On Wednesday, in accordance with British Columbia's Financial Information Act, the City of Vancouver published its annual Statement of Financial Information (SOFI) report, which shows that the City saw a significant increase in revenue from property taxes, but an equally-significant drop-off in revenue from developer Community Amenity Contributions (CACs).

The SOFI report was prepared using Canadian public sector accounting standards, was independently audited by KPMG, and includes details about the City's financials for 2022, such as the City's various revenue streams, liabilities, and debts.

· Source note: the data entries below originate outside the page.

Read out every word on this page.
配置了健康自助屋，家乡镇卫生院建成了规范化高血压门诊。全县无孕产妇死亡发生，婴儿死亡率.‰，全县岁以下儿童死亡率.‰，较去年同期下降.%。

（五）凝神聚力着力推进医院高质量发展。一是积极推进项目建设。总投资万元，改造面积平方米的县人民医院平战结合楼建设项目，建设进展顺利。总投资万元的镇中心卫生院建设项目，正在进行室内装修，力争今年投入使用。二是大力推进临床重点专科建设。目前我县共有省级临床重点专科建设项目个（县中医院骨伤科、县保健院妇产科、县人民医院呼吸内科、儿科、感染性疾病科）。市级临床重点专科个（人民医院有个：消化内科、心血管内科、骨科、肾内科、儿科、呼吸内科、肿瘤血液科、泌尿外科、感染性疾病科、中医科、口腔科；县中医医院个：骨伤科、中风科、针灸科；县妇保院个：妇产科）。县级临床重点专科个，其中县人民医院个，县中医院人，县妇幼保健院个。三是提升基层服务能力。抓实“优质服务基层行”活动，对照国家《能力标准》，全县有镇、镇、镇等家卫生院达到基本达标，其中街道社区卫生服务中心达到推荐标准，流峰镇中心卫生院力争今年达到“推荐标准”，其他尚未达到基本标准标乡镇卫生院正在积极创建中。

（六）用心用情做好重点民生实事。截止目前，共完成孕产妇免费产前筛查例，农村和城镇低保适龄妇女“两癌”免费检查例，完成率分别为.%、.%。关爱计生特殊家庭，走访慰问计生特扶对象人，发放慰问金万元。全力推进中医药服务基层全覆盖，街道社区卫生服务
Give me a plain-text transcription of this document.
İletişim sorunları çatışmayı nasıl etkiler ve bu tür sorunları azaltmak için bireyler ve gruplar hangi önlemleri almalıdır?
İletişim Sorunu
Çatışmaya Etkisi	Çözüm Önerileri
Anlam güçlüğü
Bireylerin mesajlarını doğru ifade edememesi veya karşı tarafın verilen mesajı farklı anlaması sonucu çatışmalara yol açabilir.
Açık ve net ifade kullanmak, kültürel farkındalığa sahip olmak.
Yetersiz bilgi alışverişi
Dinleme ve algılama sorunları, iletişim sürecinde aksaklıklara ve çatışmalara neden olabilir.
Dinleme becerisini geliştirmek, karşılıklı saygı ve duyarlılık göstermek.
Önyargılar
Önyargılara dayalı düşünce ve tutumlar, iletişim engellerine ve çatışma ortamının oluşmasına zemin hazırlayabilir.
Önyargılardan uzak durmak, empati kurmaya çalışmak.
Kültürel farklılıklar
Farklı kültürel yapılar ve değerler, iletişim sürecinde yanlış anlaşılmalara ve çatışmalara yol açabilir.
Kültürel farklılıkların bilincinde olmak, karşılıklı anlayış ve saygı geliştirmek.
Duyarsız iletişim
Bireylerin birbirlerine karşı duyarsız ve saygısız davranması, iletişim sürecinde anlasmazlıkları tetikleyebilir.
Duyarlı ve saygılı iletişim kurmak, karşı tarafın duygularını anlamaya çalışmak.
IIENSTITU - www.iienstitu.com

In 2022, the City of Vancouver saw a total of $2.452B in revenue, compared to $2.353B in 2021. The City says that much of that revenue can be attributed the re-opening of various facilities and program after the COVID-19 pandemic, as well as increased revenue via property taxes, the Empty Homes Tax (EHT), and investment income.

Major revenue increases from 2021 to 2022 include:

  • A $73.5M increase in property taxes and utilities as part of annual rate increases;
  • A $51.8M increase in program fees as a result of the resumption of the PNE, annual fair, civic theatre event bookings, parks admissions, and community center activities;
  • A $42.5M increase in EHT rate increase;
  • A $27.2M increase in investment income due to favorable interest rate returns; and
  • A $12.5M increase in parking revenue recovery.

Total revenue from property taxes reached $1,082,144,000 in 2022, compared to $982,108,000 in 2021. Of that nearly $100M increase, approximately $73.5M was the result of the 6.35% property tax rate increase for 2022.

READ: Here's How Much 10 BC Municipalities Are Raising Property Taxes This Year

Somewhat more notable are the revenues that decreased, which include:

  • A $36.1M decrease in government transfers including reduction in CMHC Rapid Housing Initiative grant for the purchase of hotels to be converted to affordable housing; and
  • A $75M decrease in contributed assets for land and buildings from developers for childcare and affordable housing.

The total revenue the City of Vancouver received from developer CACs in 2022 was $309,948,000 compared to $384,949,000 in 2021. The $75M year-over-year decrease essentially cancels out the $73.8M increase in property tax revenue. Revenue from licensing and development fees did increase slightly, however, from $112,415,000 in 2022 to $110,806,000 in 2021.

Developer CACs, which can be straight cash considerations or tangible amenities such as public spaces or childcare facilities, are charged by the City of Vancouver, and other municipalities, for projects that require rezoning, which means that a decrease in CACs revenue does not necessarily equate to a decrease in development activity.

The City of Vancouver is also currently in the process of restructuring how it charges CACs, with proposed changes expected to be presented to council in April.

READ: Vancouver High-Rise Development Fees 2X Surrey, 6X Burnaby, Highest In Canada

City of Vancouver SOFI 2022 - Consolidated Financial PositionThe City's total assets and liabilities, as of December 31, 2022. (City of Vancouver)

All in all, as of December 31, 2022, the City has a total financial position of approximately $9.27B, with the bulk of that position ($8.03B) courtesy of its non-financial assets. That position is an improvement of $552.4M compared to 2021, as a result of overall asset improvement and decreased liabilities.

Late last month, after a last-minute amendment by Mayor Ken Sim, the City of Vancouver approved its budget for the coming year, which included a 10.7% property tax rate increase for 2023.